Re: Why Use Photo Alt Processes?

Title: Re: Why Use  Photo Alt Processes?
John puts his finger on the point as far as I have considered the question. I commenced attempting alt techniques (with cyanotypes) to expand my options, and came to consider that blue wasn't suitable for every subject, so investigated other processes.

I'm working on a project recording one of the largest, and for Australia, oldest necropolises in this city. It is still busily active and reflects Sydney's multicultural society, and the idiosyncracies of various cultures, it is the major burial sight of deceased Catholic priests and nuns, there is a memorial to the Holocaust and much more.

I set out to make 5x7 salted prints, but I'm finding some potential shots that demand "conventional" and larger gelatine silver prints, or possibly Bromoil (gotta get the brushes out again), or even colour prints (very vivid colours on the Romany [Gypsy in Oz parlance, I'm afraid] family plots).

The older sections of the cemetery look good in salted prints, the modern Italian family vaults are OK in salt, could perhaps be better in monochrome gelatine silver, the priests measured ranks could be interesting in super wide angle pinhole, I might have to shell out for lab development for colour for the Romanys.

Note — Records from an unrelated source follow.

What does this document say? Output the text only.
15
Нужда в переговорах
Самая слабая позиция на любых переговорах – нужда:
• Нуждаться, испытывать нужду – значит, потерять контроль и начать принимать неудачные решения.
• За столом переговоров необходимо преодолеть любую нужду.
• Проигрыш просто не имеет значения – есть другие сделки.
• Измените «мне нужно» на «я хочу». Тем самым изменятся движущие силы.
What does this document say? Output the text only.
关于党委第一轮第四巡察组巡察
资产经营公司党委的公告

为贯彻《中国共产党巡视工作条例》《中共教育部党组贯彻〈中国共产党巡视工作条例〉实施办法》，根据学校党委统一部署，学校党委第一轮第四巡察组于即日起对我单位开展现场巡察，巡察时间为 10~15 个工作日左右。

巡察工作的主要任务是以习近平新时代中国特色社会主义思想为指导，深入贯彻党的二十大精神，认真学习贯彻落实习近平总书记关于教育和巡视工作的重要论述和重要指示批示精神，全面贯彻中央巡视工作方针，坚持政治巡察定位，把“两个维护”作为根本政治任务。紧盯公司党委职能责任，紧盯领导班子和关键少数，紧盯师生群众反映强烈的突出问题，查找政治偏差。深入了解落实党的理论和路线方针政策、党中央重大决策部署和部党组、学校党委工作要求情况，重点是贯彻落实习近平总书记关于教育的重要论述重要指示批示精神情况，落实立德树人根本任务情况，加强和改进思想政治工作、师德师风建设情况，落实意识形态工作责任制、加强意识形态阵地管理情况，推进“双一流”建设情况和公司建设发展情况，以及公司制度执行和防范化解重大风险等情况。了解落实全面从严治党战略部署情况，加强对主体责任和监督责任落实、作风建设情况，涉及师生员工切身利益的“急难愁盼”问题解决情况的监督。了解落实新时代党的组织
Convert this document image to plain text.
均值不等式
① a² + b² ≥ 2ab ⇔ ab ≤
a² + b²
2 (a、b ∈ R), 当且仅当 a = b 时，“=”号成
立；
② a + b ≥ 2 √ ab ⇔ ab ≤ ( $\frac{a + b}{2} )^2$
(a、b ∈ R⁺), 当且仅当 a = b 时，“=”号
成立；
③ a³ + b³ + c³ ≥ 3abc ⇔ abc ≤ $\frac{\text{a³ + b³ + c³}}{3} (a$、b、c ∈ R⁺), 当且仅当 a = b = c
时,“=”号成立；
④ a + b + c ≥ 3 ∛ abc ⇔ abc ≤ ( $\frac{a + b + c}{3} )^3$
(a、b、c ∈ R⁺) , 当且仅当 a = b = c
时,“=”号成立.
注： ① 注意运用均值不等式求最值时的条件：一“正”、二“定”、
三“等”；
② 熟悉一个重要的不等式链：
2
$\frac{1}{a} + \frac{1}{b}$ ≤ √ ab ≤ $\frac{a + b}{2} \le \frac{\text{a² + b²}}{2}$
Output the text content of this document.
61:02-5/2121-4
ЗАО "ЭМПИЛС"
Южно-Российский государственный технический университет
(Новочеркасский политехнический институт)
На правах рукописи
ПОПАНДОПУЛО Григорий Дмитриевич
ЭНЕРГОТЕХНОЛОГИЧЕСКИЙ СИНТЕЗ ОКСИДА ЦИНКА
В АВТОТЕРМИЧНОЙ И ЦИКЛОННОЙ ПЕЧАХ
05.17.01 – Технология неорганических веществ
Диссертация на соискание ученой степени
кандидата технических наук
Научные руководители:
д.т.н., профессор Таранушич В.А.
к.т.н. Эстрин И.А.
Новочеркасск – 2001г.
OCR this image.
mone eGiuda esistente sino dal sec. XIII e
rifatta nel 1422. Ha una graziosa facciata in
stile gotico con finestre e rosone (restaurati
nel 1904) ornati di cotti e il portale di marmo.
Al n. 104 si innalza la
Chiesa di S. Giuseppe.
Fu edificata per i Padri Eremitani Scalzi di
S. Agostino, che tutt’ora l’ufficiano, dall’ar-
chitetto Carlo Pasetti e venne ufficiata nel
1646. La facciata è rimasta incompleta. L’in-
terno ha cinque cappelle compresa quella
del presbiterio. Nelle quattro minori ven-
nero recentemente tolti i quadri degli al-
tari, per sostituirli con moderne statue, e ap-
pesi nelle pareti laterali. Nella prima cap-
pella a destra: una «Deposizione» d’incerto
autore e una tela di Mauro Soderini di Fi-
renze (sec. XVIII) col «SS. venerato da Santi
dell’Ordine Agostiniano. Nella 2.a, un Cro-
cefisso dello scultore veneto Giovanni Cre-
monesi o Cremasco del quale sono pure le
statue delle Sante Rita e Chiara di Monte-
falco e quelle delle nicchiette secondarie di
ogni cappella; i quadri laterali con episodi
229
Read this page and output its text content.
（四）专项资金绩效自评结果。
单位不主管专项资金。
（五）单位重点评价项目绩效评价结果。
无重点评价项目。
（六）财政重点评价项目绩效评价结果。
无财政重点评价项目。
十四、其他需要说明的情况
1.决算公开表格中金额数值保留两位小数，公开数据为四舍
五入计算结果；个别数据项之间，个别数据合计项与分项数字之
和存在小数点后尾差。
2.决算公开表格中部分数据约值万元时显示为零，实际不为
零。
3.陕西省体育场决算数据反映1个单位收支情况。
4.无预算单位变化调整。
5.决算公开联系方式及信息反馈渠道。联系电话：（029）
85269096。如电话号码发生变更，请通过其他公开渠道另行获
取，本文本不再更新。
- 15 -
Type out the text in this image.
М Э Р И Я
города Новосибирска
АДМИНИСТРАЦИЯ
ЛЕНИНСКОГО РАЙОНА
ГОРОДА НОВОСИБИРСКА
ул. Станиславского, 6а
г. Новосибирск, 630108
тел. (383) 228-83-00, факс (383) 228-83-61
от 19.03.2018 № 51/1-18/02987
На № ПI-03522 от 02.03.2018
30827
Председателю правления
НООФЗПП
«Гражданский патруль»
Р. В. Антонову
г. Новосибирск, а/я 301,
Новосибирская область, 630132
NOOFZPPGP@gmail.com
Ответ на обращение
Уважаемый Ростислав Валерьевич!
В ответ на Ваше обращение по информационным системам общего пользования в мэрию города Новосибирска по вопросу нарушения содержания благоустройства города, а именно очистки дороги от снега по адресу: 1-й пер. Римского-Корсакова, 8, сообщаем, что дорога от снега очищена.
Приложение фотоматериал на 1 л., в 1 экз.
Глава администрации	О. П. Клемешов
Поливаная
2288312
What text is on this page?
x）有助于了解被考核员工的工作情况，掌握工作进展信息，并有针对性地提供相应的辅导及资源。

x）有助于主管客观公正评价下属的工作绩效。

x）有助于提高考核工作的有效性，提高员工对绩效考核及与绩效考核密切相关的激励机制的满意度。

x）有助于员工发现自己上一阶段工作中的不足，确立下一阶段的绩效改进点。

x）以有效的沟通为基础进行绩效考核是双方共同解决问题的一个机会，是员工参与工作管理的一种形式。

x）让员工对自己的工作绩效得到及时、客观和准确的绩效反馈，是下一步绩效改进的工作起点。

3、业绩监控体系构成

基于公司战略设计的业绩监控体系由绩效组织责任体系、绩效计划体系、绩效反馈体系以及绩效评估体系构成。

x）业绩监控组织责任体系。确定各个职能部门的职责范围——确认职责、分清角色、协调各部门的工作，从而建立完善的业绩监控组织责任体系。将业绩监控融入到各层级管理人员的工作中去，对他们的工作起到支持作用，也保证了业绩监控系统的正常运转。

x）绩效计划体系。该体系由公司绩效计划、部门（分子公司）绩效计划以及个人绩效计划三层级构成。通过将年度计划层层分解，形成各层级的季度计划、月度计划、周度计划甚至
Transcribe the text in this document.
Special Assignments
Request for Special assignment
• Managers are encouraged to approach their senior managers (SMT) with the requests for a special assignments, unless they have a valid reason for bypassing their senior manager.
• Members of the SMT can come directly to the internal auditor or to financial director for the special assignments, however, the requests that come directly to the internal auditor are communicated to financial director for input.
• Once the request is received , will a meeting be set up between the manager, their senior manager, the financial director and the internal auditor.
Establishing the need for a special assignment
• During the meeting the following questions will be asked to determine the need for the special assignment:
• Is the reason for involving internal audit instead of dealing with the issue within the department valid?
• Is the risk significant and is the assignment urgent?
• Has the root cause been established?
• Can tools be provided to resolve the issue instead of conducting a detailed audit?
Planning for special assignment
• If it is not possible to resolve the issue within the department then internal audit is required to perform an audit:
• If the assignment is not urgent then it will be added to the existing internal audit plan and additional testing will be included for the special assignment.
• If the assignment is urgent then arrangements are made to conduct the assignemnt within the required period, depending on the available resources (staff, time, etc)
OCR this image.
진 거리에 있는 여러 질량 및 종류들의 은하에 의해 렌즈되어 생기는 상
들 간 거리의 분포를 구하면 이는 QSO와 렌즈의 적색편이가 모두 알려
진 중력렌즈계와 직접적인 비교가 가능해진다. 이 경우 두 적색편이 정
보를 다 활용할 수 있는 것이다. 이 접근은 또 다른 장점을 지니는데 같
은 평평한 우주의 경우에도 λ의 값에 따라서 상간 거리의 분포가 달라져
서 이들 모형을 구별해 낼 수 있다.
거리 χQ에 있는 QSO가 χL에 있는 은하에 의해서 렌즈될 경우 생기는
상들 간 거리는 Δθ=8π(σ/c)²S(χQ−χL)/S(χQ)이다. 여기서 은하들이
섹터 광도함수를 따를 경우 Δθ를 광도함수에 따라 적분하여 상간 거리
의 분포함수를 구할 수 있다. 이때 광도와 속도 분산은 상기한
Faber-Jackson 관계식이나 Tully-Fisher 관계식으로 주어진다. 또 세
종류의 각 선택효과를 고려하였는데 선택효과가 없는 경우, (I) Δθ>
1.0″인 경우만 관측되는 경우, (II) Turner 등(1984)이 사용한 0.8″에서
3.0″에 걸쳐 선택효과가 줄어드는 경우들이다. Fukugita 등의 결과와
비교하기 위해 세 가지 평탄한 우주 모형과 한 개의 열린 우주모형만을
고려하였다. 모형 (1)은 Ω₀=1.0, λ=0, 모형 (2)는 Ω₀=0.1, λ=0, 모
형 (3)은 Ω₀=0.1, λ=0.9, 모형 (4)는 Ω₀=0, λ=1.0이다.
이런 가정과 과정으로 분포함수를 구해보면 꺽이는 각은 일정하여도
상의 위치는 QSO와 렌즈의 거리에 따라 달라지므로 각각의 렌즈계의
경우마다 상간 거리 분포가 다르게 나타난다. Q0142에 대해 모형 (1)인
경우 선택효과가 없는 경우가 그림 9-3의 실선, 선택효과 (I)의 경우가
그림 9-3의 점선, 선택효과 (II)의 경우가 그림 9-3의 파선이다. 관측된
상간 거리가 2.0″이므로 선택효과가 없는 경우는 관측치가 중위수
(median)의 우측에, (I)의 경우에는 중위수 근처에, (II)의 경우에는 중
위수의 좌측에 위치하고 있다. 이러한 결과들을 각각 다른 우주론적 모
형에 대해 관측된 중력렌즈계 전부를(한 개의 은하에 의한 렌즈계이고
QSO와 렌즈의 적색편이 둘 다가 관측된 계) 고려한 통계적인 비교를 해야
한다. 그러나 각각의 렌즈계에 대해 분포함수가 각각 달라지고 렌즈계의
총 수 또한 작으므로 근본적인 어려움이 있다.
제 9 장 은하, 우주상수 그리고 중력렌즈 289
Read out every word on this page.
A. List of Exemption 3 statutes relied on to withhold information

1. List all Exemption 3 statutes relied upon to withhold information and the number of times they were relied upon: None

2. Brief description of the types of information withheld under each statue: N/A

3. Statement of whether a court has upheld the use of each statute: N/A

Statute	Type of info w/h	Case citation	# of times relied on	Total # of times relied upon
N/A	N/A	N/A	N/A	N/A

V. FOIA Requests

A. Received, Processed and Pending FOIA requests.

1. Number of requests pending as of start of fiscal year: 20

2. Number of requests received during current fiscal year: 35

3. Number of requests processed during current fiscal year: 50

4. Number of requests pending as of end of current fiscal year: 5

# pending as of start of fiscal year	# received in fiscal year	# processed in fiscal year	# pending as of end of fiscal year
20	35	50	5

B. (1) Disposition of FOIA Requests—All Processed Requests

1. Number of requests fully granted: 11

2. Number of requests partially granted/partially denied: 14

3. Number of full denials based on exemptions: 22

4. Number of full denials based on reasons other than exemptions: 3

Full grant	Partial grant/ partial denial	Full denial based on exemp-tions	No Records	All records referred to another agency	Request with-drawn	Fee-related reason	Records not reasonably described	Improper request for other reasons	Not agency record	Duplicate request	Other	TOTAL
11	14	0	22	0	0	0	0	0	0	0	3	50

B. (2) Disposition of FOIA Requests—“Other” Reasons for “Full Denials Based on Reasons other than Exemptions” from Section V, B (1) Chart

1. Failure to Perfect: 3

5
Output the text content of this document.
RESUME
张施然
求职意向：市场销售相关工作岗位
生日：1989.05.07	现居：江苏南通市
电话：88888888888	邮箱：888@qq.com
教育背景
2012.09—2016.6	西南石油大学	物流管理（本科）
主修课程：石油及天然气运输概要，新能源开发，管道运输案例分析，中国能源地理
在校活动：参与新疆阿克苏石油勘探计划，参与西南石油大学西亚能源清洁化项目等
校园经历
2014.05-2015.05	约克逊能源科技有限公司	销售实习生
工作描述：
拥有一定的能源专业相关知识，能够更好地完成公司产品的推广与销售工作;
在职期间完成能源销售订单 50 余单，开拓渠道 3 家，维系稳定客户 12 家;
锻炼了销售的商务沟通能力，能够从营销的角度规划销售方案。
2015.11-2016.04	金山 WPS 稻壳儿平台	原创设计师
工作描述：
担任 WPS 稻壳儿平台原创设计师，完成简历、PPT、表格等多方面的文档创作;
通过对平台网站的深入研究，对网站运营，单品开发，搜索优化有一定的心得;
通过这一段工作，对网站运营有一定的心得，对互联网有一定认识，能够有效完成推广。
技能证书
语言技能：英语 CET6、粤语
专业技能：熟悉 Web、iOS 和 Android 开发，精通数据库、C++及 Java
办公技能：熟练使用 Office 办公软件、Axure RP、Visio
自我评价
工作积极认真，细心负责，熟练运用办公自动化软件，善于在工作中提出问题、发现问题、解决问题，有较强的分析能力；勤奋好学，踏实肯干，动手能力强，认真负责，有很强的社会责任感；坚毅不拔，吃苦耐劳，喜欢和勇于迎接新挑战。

It's good to feel some confidence in each medium, they're all in the pallette.

Regards - Ross

on 10/9/07 3:31, John Grocott at john.grocott403@ntlworld.com wrote:

                The above still leaves the questions; what subjects suit specific processes?
Or, why use a particular process for a certain subject ?
                  Everyone will have their own ideas about this.
Quirky John - Photographist - London - UK.